Exclusive Premium Content

Retro Is Suriya’s Oddest Film To Date

Rating: * ½

Actors who attain  the pinnacle of fame tend to fumble in finding projects which challenge them. Suriya is  at  a place where he needs to flex his  performing muscles. But the  scripts  he is  choosing  betray his aspirations.

Retro is  a kind of  blinkered  joke on itself.  It thinks  it is  ultra-cool,  as  it doesn’t know  any better. The idea  behind the  project—and  I  can only make a guess as to why  anyone would  make a film so lame , almost like  a Himesh  Reshammiya project , gone South –is to blindside  all  logic, and deliver  a  punch that would  leave Suriya’s fans agape, or maybe aghast?

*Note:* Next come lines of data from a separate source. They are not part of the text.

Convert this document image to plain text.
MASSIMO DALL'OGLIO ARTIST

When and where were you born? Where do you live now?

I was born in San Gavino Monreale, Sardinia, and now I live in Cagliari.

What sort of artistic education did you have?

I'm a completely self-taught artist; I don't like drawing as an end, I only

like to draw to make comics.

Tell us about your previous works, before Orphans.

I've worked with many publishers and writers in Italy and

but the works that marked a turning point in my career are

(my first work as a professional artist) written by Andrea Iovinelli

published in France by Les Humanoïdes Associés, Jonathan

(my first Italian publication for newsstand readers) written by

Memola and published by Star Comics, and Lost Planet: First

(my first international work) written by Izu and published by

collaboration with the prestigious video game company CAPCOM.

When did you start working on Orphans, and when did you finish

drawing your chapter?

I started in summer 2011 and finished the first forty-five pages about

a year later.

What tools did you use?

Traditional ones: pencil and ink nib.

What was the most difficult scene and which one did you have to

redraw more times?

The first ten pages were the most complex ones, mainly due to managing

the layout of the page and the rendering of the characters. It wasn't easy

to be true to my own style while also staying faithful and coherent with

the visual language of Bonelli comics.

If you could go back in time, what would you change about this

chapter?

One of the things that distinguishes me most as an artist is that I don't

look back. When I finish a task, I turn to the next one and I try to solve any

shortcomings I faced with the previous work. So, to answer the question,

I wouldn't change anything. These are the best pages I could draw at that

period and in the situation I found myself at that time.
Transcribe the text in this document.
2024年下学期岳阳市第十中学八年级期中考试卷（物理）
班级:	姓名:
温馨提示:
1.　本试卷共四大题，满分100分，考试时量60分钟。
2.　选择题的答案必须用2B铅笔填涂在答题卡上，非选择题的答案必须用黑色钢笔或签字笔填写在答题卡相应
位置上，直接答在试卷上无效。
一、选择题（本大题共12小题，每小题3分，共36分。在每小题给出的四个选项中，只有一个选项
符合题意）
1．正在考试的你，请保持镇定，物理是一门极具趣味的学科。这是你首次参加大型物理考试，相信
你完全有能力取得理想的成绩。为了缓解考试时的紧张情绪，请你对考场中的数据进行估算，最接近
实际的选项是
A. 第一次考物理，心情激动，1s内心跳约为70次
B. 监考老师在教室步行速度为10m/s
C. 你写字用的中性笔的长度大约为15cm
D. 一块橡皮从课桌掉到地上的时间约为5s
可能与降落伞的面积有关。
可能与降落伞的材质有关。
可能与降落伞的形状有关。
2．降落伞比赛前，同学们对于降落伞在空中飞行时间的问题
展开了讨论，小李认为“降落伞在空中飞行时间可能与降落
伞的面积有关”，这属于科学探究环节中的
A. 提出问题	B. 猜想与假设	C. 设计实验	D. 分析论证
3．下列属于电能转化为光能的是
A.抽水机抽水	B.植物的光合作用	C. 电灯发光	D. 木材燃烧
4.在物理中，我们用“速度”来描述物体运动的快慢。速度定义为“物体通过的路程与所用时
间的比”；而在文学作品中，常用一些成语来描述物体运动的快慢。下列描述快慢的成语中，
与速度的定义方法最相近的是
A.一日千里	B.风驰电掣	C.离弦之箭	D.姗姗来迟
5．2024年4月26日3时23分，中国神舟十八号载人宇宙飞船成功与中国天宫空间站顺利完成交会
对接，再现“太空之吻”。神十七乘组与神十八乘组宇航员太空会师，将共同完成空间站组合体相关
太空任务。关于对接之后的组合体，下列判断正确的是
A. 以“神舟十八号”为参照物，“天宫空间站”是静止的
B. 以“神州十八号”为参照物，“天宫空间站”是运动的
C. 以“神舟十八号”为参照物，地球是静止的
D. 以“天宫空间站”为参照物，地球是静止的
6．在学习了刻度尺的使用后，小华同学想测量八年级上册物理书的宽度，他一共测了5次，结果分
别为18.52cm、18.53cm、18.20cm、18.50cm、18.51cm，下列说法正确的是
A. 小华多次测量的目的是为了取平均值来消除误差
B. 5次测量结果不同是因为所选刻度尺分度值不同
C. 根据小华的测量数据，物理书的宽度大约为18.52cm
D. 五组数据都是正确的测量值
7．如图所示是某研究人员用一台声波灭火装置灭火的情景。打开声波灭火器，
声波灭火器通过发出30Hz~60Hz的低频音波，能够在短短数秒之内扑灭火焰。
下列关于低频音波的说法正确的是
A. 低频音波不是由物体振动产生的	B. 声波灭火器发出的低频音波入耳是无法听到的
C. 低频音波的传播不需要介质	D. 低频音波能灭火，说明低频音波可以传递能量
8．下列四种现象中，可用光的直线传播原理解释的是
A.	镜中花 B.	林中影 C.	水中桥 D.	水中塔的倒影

  Writer-director  Karthik Subbaraj flips the  traditional  family equation of  Tamil cinema into something  sinister and  botchy. At his  wedding  Paari(Suriya) a   product of  low-life proclivities, chops off his foster father Thilagan(Joju George,  wasted  between the  rant and the grunt)’s hand.

The  battle between Paari and  Thilagan is reminiscent of what  we saw  transpire between Kamal Haasan and Silambarasan in  Thug Life, except for the fact that Joju George’s  Thilagan  is sleazy and  sneaky  and vicious in the way Kamal Haasan could never be.There is  no room for subtlety in  Retro.

 From these early beginnings of internecine violence , the  screenplay ferrets  something  so  grotesque , it feels like  an intentional  slur on all  conventional  commercial trappings. Somewhere  during the  playing time the  plot moves to an  island where  Paari’s ex wife   Pooja Hegde(makeup less and soul less) is  an animal lover  in  a land  of deer  hunters.

In another corner of  the island  an ugly  avatar of  a medieval gladiator,  stages  vicious  fights in  arenas which have seen ‘batter’.

I thought I was watching a mash-up of  three film, all equally  awful. No, make that one  slightly  better than the other true: Suraiya trying to win back his wounded wife is  a theme that shows promise, alas, drowned in mounds of senseless muck and  ritzy mayhem.

Hell,what is all this  about? It makes no sense. Is it even meant  to? Retro tries  to be smart  sassy and  cool in a splashy ditzy way. But it  is a monstrous misfire from Subbiraj who had track record  of  successes, until  recently when  he  has  made a career  of  boo-boos.

   Retro is  a  project bursting at the seams with  slinky  missteps. It wants  to be  a whimsical  exploration of  patriarchal  animosity and eternal love, with  lots of animals, both human and four-legged thrown in  for good measure. It ends up as an absolute negation of  all good state, and an  invalidation of star power. Sure, we  want to see Suriya in something  unexpected.  But not something so  grotesque that it feels  like  a punishment  for the actor and the audience.

Suriya’s character in Retro doesn’t smile. Neither do we  while watching  it.